3)      Jadi itulah yang aku kesalkan dari karakter Ceria (padahal, terserah penulisnya lah mau bikin karakter dia jadi kayak apa kan? Hahaha) aku benci Ceria nurut sama orangtuanya, aku benci keputusannya untuk membuat orangtuanya bangga dengan mengalahkan Reina dan masuk jurusan mtk bla bla.

Farhan: so far, dia adalah abang terbaik yang pernah ada. Dia yang paling mengerti dan mendukung Ceria setelah Doni. Farhan bahkan menurutku, adalah arti sesungguhnya dari judul yang dipilih oleh penulis. Karena memang banyak flashback dan pelajaran hidup ngena yang diambil ketika Farhan dan Ceria berbincang. Ada satu hal yang jelas bikin aku benci banget Farhan (yang katanya peduli banget sama Ceria) tapi malah melakukan sesuatu yang sangat amat dibenci Ceria, yang bahkan aku sendiri nggak terima dia bisa-bisanya lakuin itu. (fyi, aku baca adegan ini di dalem bus kota dan hampir teriak saking keselnya, untung bisa tahan hahahaha)

Orangtua: you know lah.

Doni: i love him. Dia satu-satunya karakter yang menurutku tanpa cela. Sabar banget ngadepin Ceria dan ngajarin dia. Idaman lah.

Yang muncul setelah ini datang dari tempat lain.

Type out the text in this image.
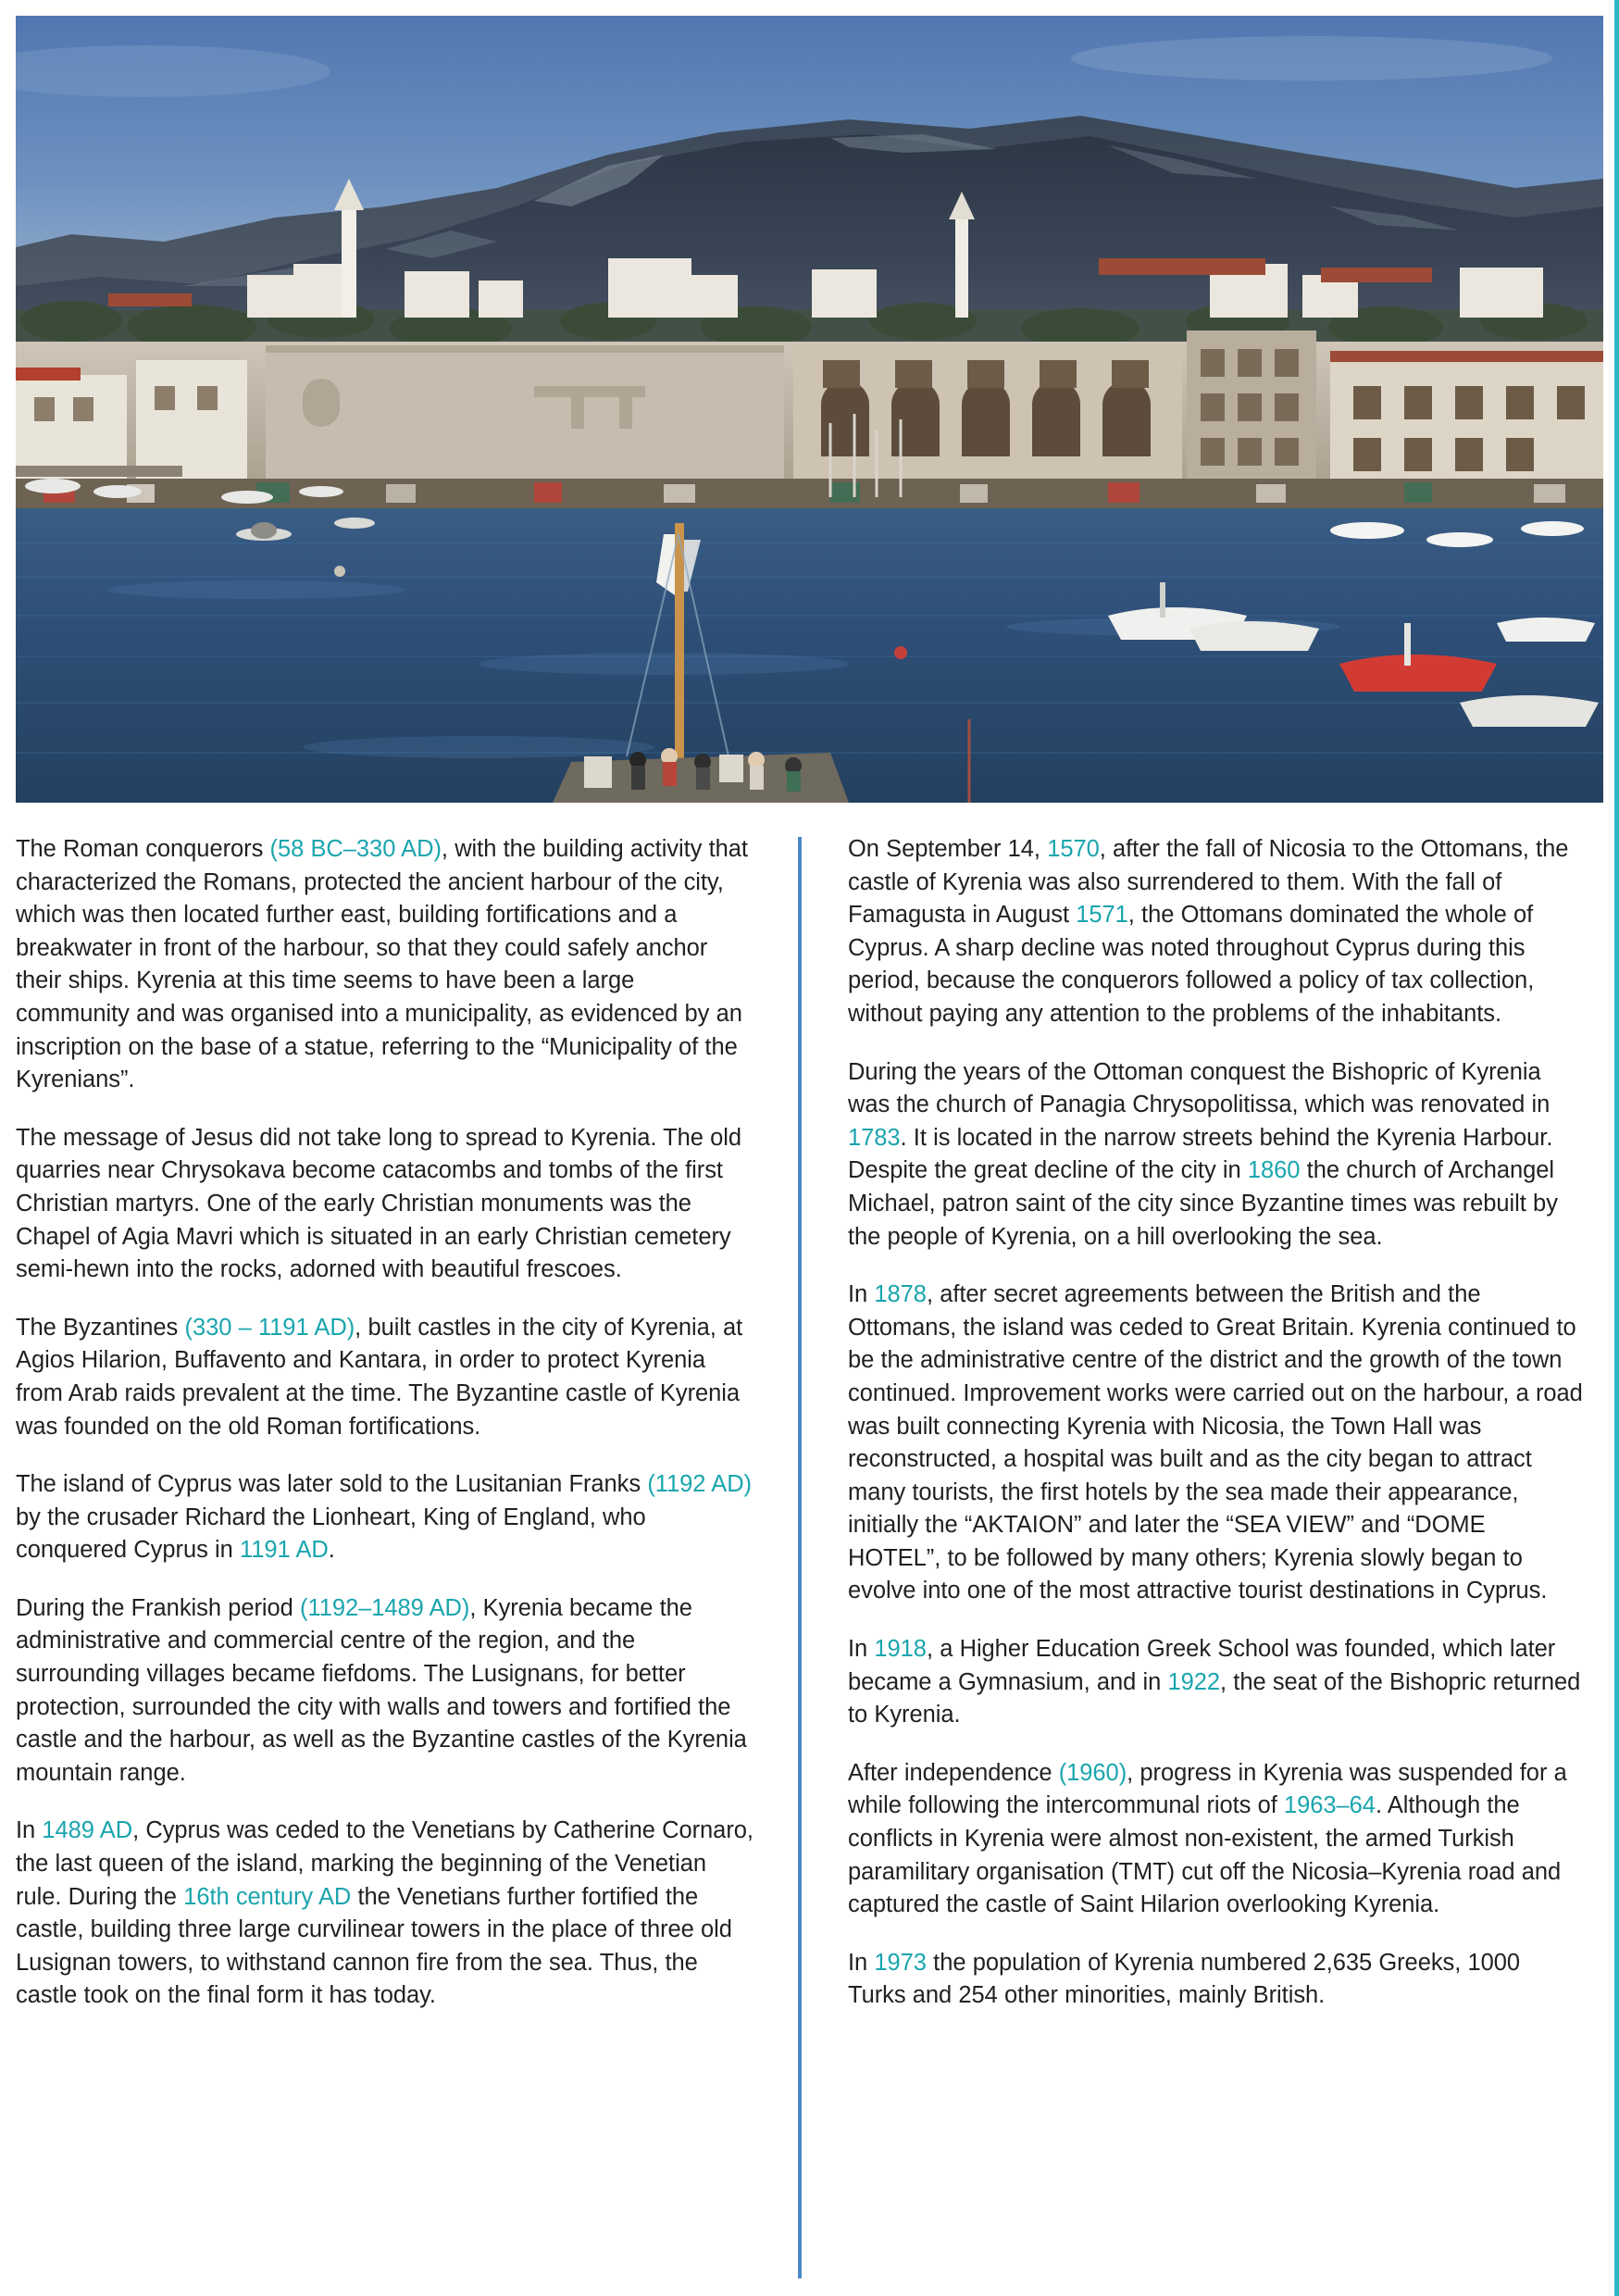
The Roman conquerors (58 BC–330 AD), with the building activity that characterized the Romans, protected the ancient harbour of the city, which was then located further east, building fortifications and a breakwater in front of the harbour, so that they could safely anchor their ships. Kyrenia at this time seems to have been a large community and was organised into a municipality, as evidenced by an inscription on the base of a statue, referring to the “Municipality of the Kyrenians”.

The message of Jesus did not take long to spread to Kyrenia. The old quarries near Chrysokava become catacombs and tombs of the first Christian martyrs. One of the early Christian monuments was the Chapel of Agia Mavri which is situated in an early Christian cemetery semi-hewn into the rocks, adorned with beautiful frescoes.

The Byzantines (330 – 1191 AD), built castles in the city of Kyrenia, at Agios Hilarion, Buffavento and Kantara, in order to protect Kyrenia from Arab raids prevalent at the time. The Byzantine castle of Kyrenia was founded on the old Roman fortifications.

The island of Cyprus was later sold to the Lusitanian Franks (1192 AD) by the crusader Richard the Lionheart, King of England, who conquered Cyprus in 1191 AD.

During the Frankish period (1192–1489 AD), Kyrenia became the administrative and commercial centre of the region, and the surrounding villages became fiefdoms. The Lusignans, for better protection, surrounded the city with walls and towers and fortified the castle and the harbour, as well as the Byzantine castles of the Kyrenia mountain range.

In 1489 AD, Cyprus was ceded to the Venetians by Catherine Cornaro, the last queen of the island, marking the beginning of the Venetian rule. During the 16th century AD the Venetians further fortified the castle, building three large curvilinear towers in the place of three old Lusignan towers, to withstand cannon fire from the sea. Thus, the castle took on the final form it has today.

On September 14, 1570, after the fall of Nicosia το the Ottomans, the castle of Kyrenia was also surrendered to them. With the fall of Famagusta in August 1571, the Ottomans dominated the whole of Cyprus. A sharp decline was noted throughout Cyprus during this period, because the conquerors followed a policy of tax collection, without paying any attention to the problems of the inhabitants.

During the years of the Ottoman conquest the Bishopric of Kyrenia was the church of Panagia Chrysopolitissa, which was renovated in 1783. It is located in the narrow streets behind the Kyrenia Harbour. Despite the great decline of the city in 1860 the church of Archangel Michael, patron saint of the city since Byzantine times was rebuilt by the people of Kyrenia, on a hill overlooking the sea.

In 1878, after secret agreements between the British and the Ottomans, the island was ceded to Great Britain. Kyrenia continued to be the administrative centre of the district and the growth of the town continued. Improvement works were carried out on the harbour, a road was built connecting Kyrenia with Nicosia, the Town Hall was reconstructed, a hospital was built and as the city began to attract many tourists, the first hotels by the sea made their appearance, initially the “AKTAION” and later the “SEA VIEW” and “DOME HOTEL”, to be followed by many others; Kyrenia slowly began to evolve into one of the most attractive tourist destinations in Cyprus.

In 1918, a Higher Education Greek School was founded, which later became a Gymnasium, and in 1922, the seat of the Bishopric returned to Kyrenia.

After independence (1960), progress in Kyrenia was suspended for a while following the intercommunal riots of 1963–64. Although the conflicts in Kyrenia were almost non-existent, the armed Turkish paramilitary organisation (TMT) cut off the Nicosia–Kyrenia road and captured the castle of Saint Hilarion overlooking Kyrenia.

In 1973 the population of Kyrenia numbered 2,635 Greeks, 1000 Turks and 254 other minorities, mainly British.
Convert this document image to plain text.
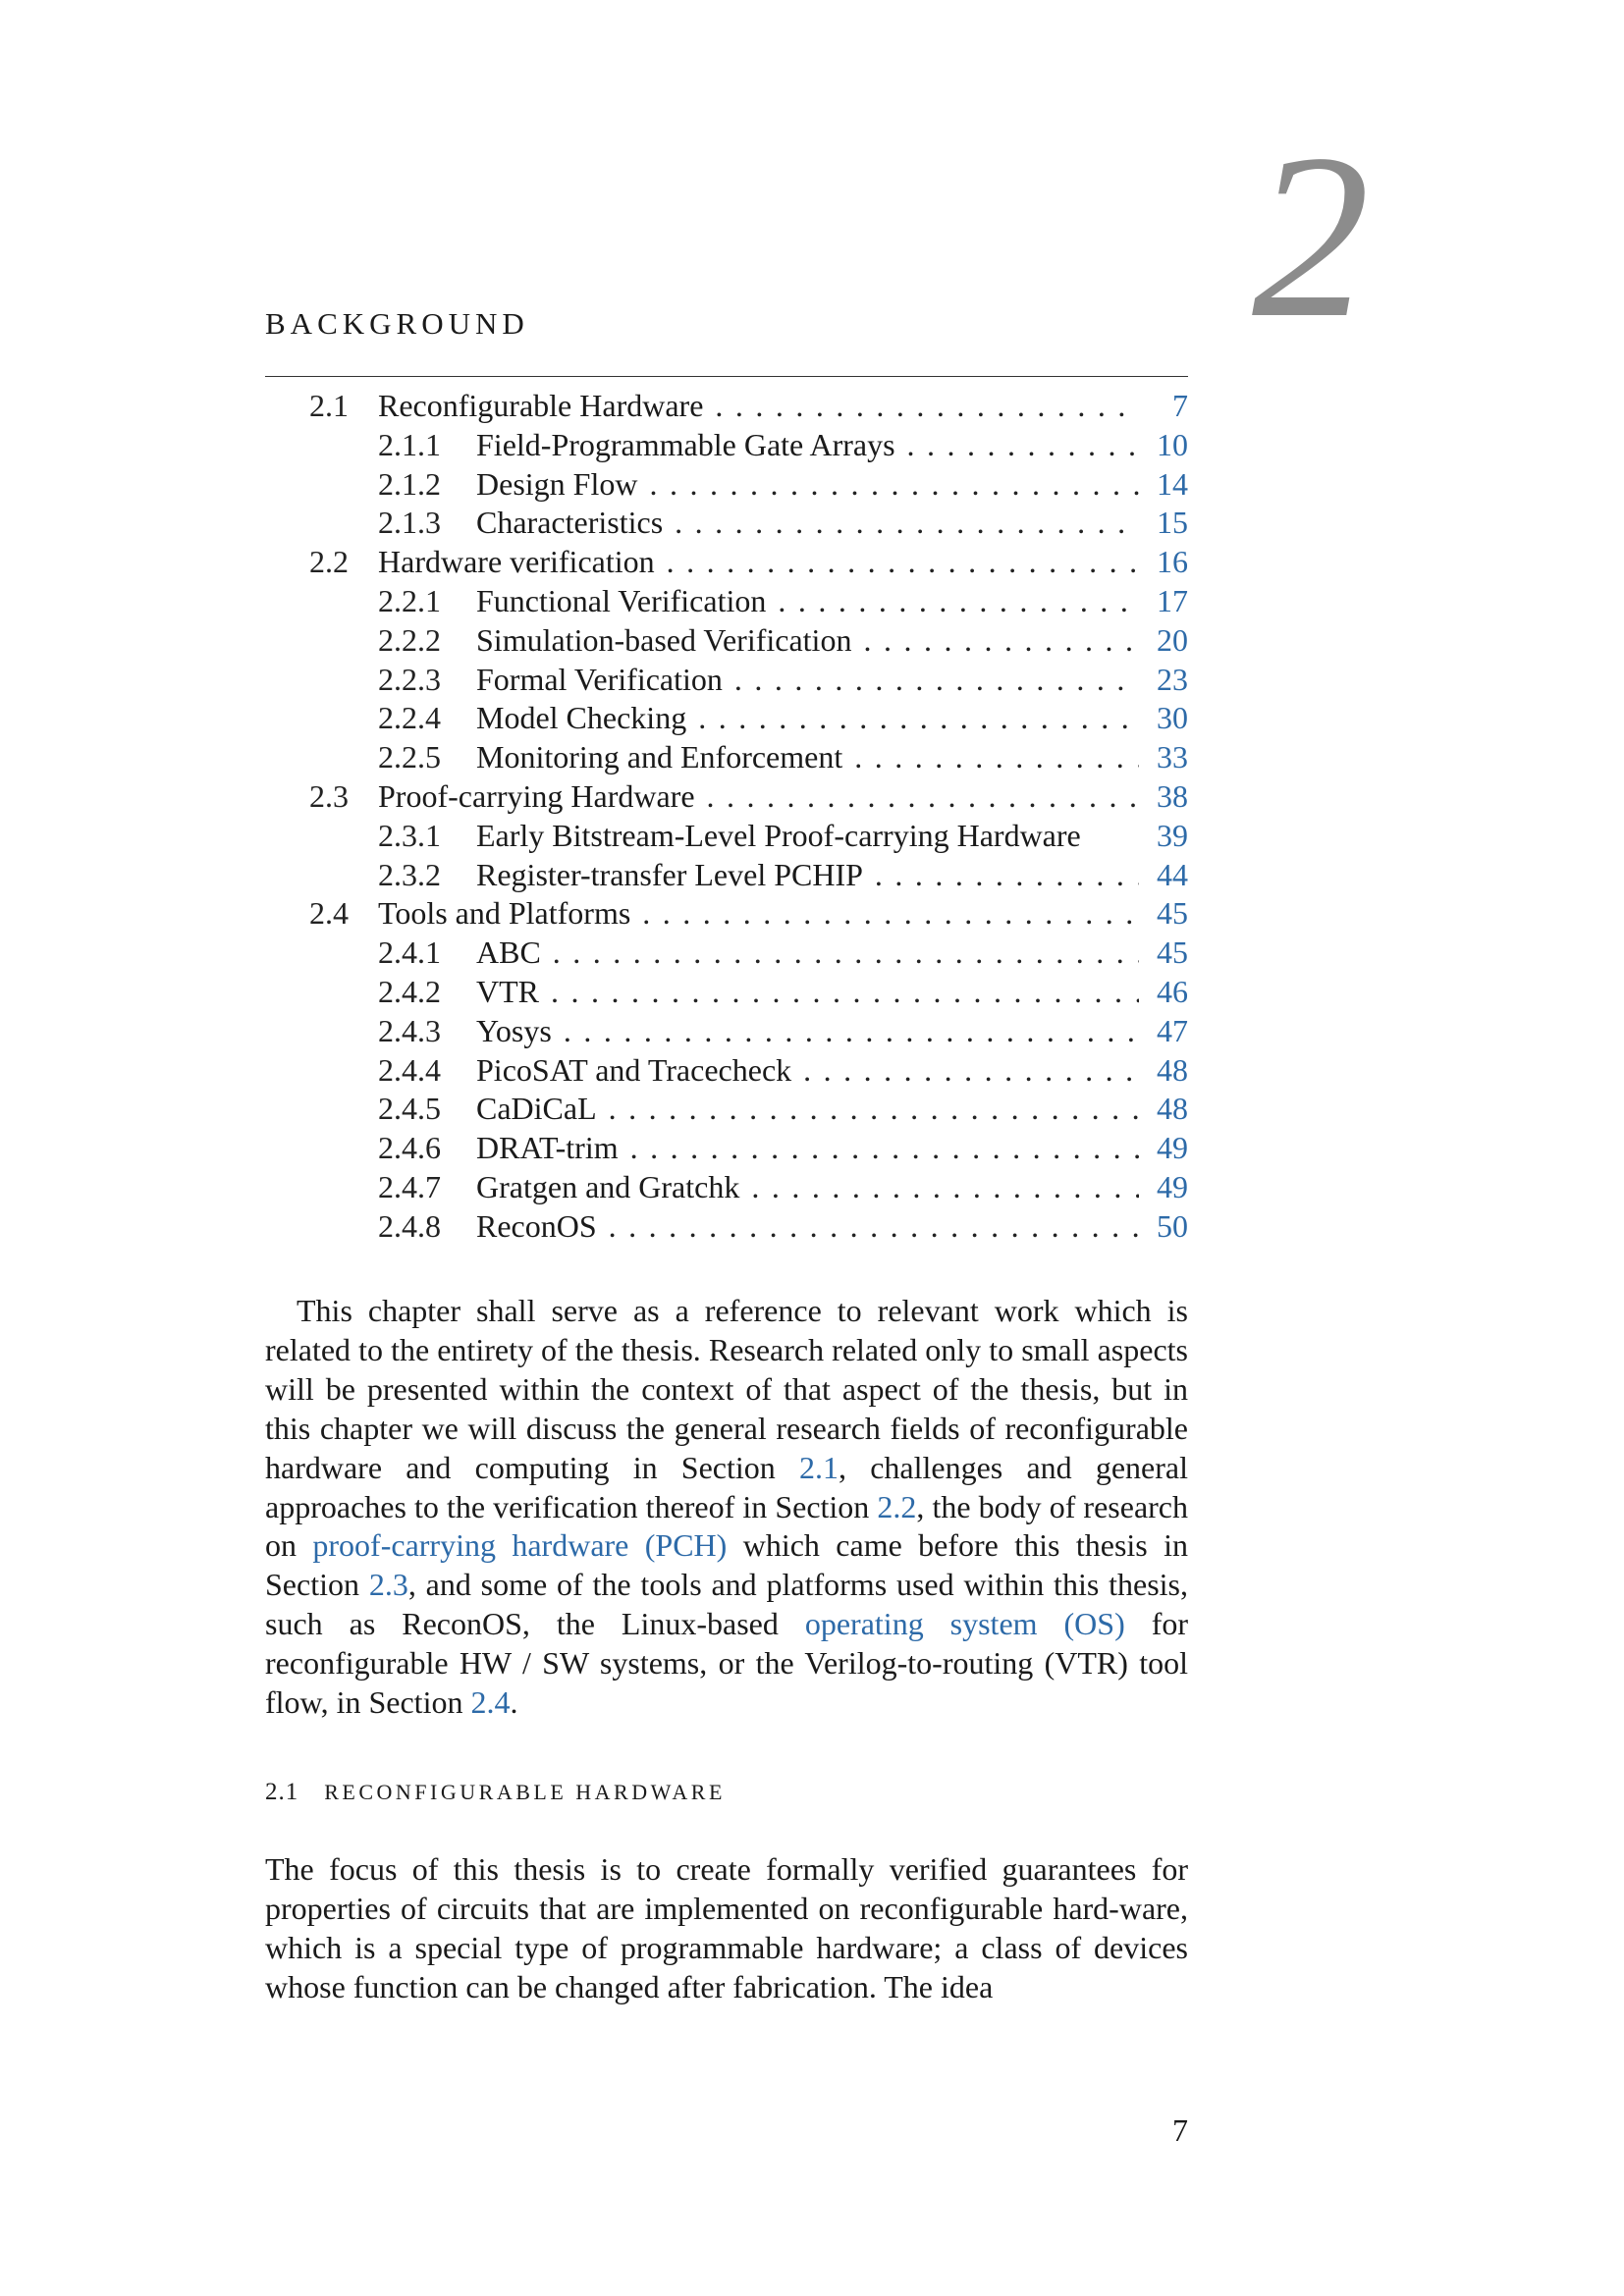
2
BACKGROUND
2.1 Reconfigurable Hardware . . .	7
2.1.1	Field-Programmable Gate Arrays . . .	10
2.1.2	Design Flow . . .	14
2.1.3	Characteristics . . .	15
2.2 Hardware verification . . .	16
2.2.1	Functional Verification . . .	17
2.2.2	Simulation-based Verification . . .	20
2.2.3	Formal Verification . . .	23
2.2.4	Model Checking . . .	30
2.2.5	Monitoring and Enforcement . . .	33
2.3 Proof-carrying Hardware . . .	38
2.3.1	Early Bitstream-Level Proof-carrying Hardware	39
2.3.2	Register-transfer Level PCHIP . . .	44
2.4 Tools and Platforms . . .	45
2.4.1	ABC . . .	45
2.4.2	VTR . . .	46
2.4.3	Yosys . . .	47
2.4.4	PicoSAT and Tracecheck . . .	48
2.4.5	CaDiCaL . . .	48
2.4.6	DRAT-trim . . .	49
2.4.7	Gratgen and Gratchk . . .	49
2.4.8	ReconOS . . .	50
This chapter shall serve as a reference to relevant work which is related to the entirety of the thesis. Research related only to small aspects will be presented within the context of that aspect of the thesis, but in this chapter we will discuss the general research fields of reconfigurable hardware and computing in Section 2.1, challenges and general approaches to the verification thereof in Section 2.2, the body of research on proof-carrying hardware (PCH) which came before this thesis in Section 2.3, and some of the tools and platforms used within this thesis, such as ReconOS, the Linux-based operating system (OS) for reconfigurable HW / SW systems, or the Verilog-to-routing (VTR) tool flow, in Section 2.4.
2.1 RECONFIGURABLE HARDWARE
The focus of this thesis is to create formally verified guarantees for properties of circuits that are implemented on reconfigurable hard-ware, which is a special type of programmable hardware; a class of devices whose function can be changed after fabrication. The idea
7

Reina: gak ada yang salah sama dia. Tapi karena Ceria selalu menggambarkan Reina sebagai sosok antagonis dalam hidupnya, aku juga jadi ikut kesel. Karena tentu aja aku ada di pihak pemeran utama, bagaimanapun juga. Dan ketika kita dibandingkan sama orang lain itu rasanya nyebelin setengah mati. Betul? Otomatis kita bakal jadi benci sama orang itu meski dia gak salah apa-apa.

4)      Penulisan. Nah, nah, di bagian ini agak disayangkan. Bukan berarti jelek, tapi aku merasa kurang variasi dalam pembentukan kalimat. Novel ini menggunakan penulisan yang simpel dan sangat mudah dicerna. Aku bahkan bisa sambil dengerin musik DAN NYANYI ketika baca novel ini tanpa sedikitpun kehilangan konsentrasi esensi ceritanya.
Alasan ini pula yang bisa membuatku tahan untuk tidak menangis sesedih apa pun aku ikut merasakan alurnya yang brilian.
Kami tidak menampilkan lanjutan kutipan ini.